A Segunda Junta de Conciliação e Julgamento do Procon de Cuiabá aplicou R$ 23,98 milhões em multas a seis instituições ou marcas ligadas ao mercado financeiro por irregularidades envolvendo empréstimos consignados. As 20 decisões foram tomadas por unanimidade no dia 22 de julho e publicadas na Gazeta Municipal desta segunda-feira (27).
Os nomes das empresas não aparecem nas ementas das decisões, mas foram identificados por meio do cruzamento dos números dos processos com a pauta oficial da sessão de julgamento.
O Banco Industrial do Brasil concentra a maior parte das penalidades. A instituição aparece em dez processos e recebeu multas que, juntas, somam R$ 14,23 milhões.
Em três casos, segundo o Procon, o banco não conseguiu comprovar a contratação dos empréstimos consignados questionados pelos consumidores. As decisões apontam descontos sem autorização suficientemente demonstrada, fornecimento de serviço não solicitado e ausência de documentos capazes de comprovar a validade dos contratos.
Nos outros sete processos, o Procon identificou juros remuneratórios considerados abusivos. Conforme as decisões, as taxas estavam substancialmente acima da média de mercado divulgada pelo Banco Central, sem justificativa técnica e sem informações suficientemente claras sobre os custos das operações.
Cartão consignado no lugar de empréstimo
O Banco Valor Financiamento foi multado em três processos, que totalizam R$ 2,64 milhões.
Em um dos casos, a Junta apontou a chamada “fraude de modalidade”. Segundo a decisão, consumidores que procuraram um empréstimo consignado convencional teriam sido direcionados para contratos de cartão de crédito consignado, nas modalidades RMC ou RCC, sem explicação clara sobre a diferença entre os produtos.
Nos outros dois processos, o Procon identificou juros acima da média do Banco Central e falhas na apresentação do custo efetivo total, das taxas e dos demais encargos da contratação.
O Banco Sicredi recebeu multa de R$ 1,03 milhão. A decisão afirma que a instituição não comprovou os contratos de empréstimo questionados, realizou descontos sem suporte contratual suficiente e deixou de apresentar documentos solicitados pelo Procon.
O Banco Sicoob aparece em dois processos, com multas que somam R$ 337,6 mil. Uma das penalidades foi aplicada por falta de comprovação da contratação e descontos considerados indevidos. A outra decorreu da inclusão de seguro prestamista no empréstimo consignado, sem demonstração de que o consumidor teve liberdade real para recusar o produto. O Procon considerou a prática como venda casada.
Atuação sem autorização
As empresas identificadas na pauta como Banco Pix Card e Banco MeuCashCard também foram responsabilizadas.

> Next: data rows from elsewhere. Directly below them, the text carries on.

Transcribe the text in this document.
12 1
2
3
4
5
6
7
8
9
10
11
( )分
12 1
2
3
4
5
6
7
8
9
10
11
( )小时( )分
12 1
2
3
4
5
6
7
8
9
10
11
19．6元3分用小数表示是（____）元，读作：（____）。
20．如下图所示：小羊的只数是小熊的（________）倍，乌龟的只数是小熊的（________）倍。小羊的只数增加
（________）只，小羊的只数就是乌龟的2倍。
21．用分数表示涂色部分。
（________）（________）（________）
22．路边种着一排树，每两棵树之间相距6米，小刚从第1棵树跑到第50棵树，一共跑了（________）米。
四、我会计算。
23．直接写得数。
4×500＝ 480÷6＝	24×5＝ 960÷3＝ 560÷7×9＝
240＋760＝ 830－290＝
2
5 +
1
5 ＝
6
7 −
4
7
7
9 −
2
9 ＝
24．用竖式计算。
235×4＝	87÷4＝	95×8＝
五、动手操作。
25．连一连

O Pix Card recebeu três multas que totalizam R$ 4,29 milhões. As decisões afirmam que a empresa atuava, na prática, como instituição financeira sem autorização prévia do Banco Central. O Procon também apontou contratos de cartão consignado apresentados aos consumidores como se fossem empréstimos convencionais, além de juros abusivos e falta de transparência.
O MeuCashCard foi multado em R$ 1,43 milhão. Segundo a Junta, a empresa atuava como intermediadora de crédito e exercia irregularmente atividades próprias de instituição financeira. A decisão também menciona descontos sem comprovação contratual, fornecimento de crédito não solicitado e descumprimento de requisições de documentos feitas pelo Procon.
Valores por instituição
Banco Industrial do Brasil: R$ 14.234.040 em dez processos;
Banco Pix Card: R$ 4.297.440 em três processos;
Banco Valor Financiamento: R$ 2.647.530 em três processos;
Banco MeuCashCard: R$ 1.432.480 em um processo;
Banco Sicredi: R$ 1.035.990 em um processo;
Banco Sicoob: R$ 337.656 em dois processos.
As decisões são administrativas e ainda podem ser questionadas pelas empresas nas instâncias recursais do Procon. As ementas publicadas não informam se os recursos já foram apresentados.